Leaf and Scheinfeld’s film sets out to explain Lennon’s plight in the context of the Vietnam War and protest movements, as well as his origins as an unwanted child.

By: Bob Brown
   During John Lennon and Yoko Ono’s famous Montreal Bed-In for "Hair and Peace" in 1969, the couple was smothered by the press: What’s with this lying in bed for days at a time? What are you trying to do? What are you trying to say?
   "All we are saying is give peace a chance," an exasperated Lennon explained. That sounded like a song. John wrote it out and sang it with Yoko for the media. On June 1, he recorded it in their hotel-room bed, with a roomful of sing-along celebrities, including Tommy Smothers, Timothy Leary, Petula Clark and Dick Gregory, and a gaggle of camera-toting media.
   While not a top-10 hit, the song climbed the charts. The chance remark that became a refrain now blossomed into a mantra for the growing anti-Vietnam War movement. Thousands of swaying demonstrators chanted it across from the White House. It became the unofficial anthem of the peace movement. Its power frightened an administration increasingly out of touch with the public, especially youth.

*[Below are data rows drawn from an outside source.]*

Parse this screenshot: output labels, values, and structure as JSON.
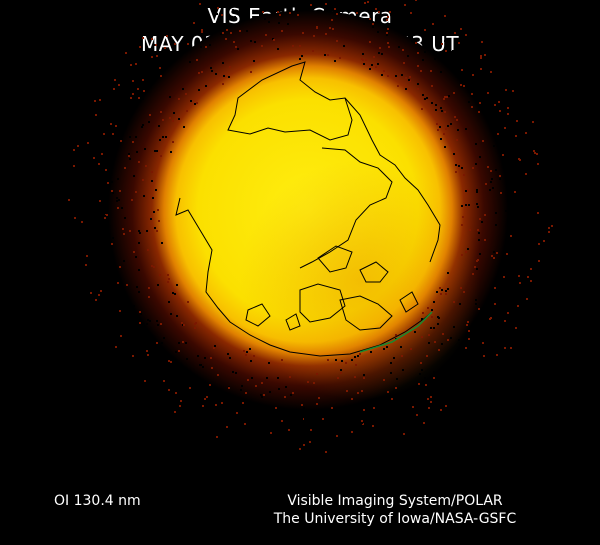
{
  "header": {
    "title": "VIS Earth Camera",
    "timestamp": "MAY 03, 2000/124 1428:53 UT"
  },
  "footer": {
    "band": "OI  130.4 nm",
    "credit_line1": "Visible Imaging System/POLAR",
    "credit_line2": "The University of Iowa/NASA-GSFC"
  },
  "image": {
    "subject": "Earth far-ultraviolet airglow disk with coastline overlay",
    "colors": {
      "core": "#ffee00",
      "limb": "#f09000",
      "halo": "#801800",
      "coastline": "#000000",
      "background": "#000000"
    }
  }
}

   "Give Peace a Chance" was a watershed in the transformation of John Lennon, from one-fourth of the Beatles to a self-appointed guru for world peace. It also reflected Lennon’s status as a marked man among the long list of Nixon enemies who had to be neutralized. The government’s tool was a deportation hearing mounted by the Immigration and Naturalization Service, on the grounds that Lennon’s activities and associates made him an undesirable alien.
   This documentary is by veteran writers/directors David Leaf and John Scheinfeld, who have collaborated on several made-for-TV documentaries about pop culture and the rock scene. Like any documentary worth watching, it has a point of view. But it is not the satirical one-sidedness of a Michael Moore. Leaf and Scheinfeld’s film sets out to explain Lennon’s plight in the historical context of the Vietnam War and protest movements, as well as Lennon’s origins as an unwanted child who was angry at all authority.
   The filmmakers have alternated newsreel footage of battle-scarred rice paddies, Nixon speeches, protest rallies, administration talking heads, rock concerts and historical events with present-day interviews of the participants and commentators, reflecting with the benefit of hindsight. The musical soundtrack is almost purely John Lennon, from familiar songs to impromptu strums.
   Lennon is no longer around to make sense of it all. Yoko Ono, who is thanked profusely in the credits, fills us in on the meaning. There are no revelations or surprises. But several impressions emerge that may not have been perceptible in the media blur at the time. Lennon was a gentle, perhaps even naive, advocate for peace who was as frightened about the government as the government was about him.
   His Bed-Ins and Interviews from Inside a Bag seem less Marxist than Marx Brothers. Even many of his fans thought he had become weird. It’s as though wrapping his protest in an enigmatic joke would soften the punch without pulling it. Also evident is how his position as a mega-celebrity gave him the pulpit and the power to write the messages on a much larger canvas than even Yoko imagined. She had thought they would produce posters that said "WAR IS OVER!" with "if you want it" at the bottom in small type. John paid to have this on billboards in major cities.
   Lennon compared his non-violent approach to Gandhi’s, which is either a sign of hubris or merely a hint that he was satisfied to be a gadfly. What baffled people was the utter simplicity of his message. As Gore Vidal says on camera, "John Lennon was a born enemy of those who control the United States, which I always say was admirable. Lennon came to represent life, while Mr. Nixon… and Mr. Bush… represent death."
   Was Lennon largely responsible for turning the country out of Vietnam and toward the decriminalization of marijuana possession? The film suggests so. But the public mood was already set. Lennon was merely the most visible presence and musical voice for a sentiment already widespread among the rising generation.
   Vidal is the only one who compares Nixon’s war to Bush’s. The comparison is, however, implicit enough throughout the film. That being so, it is remarkable how succeeding generations have, by comparison, remained silent, either by choice or because there is no heir to John Lennon with the talent and audacity to sing out.
   The final poignant scenes show a beaming Lennon receiving his green card and welcoming the birth of his son. For all his loathing of U.S. policy, he embraced New York as the place to raise his growing family.
Rated PG-13 for some strong language, violent images and drug references.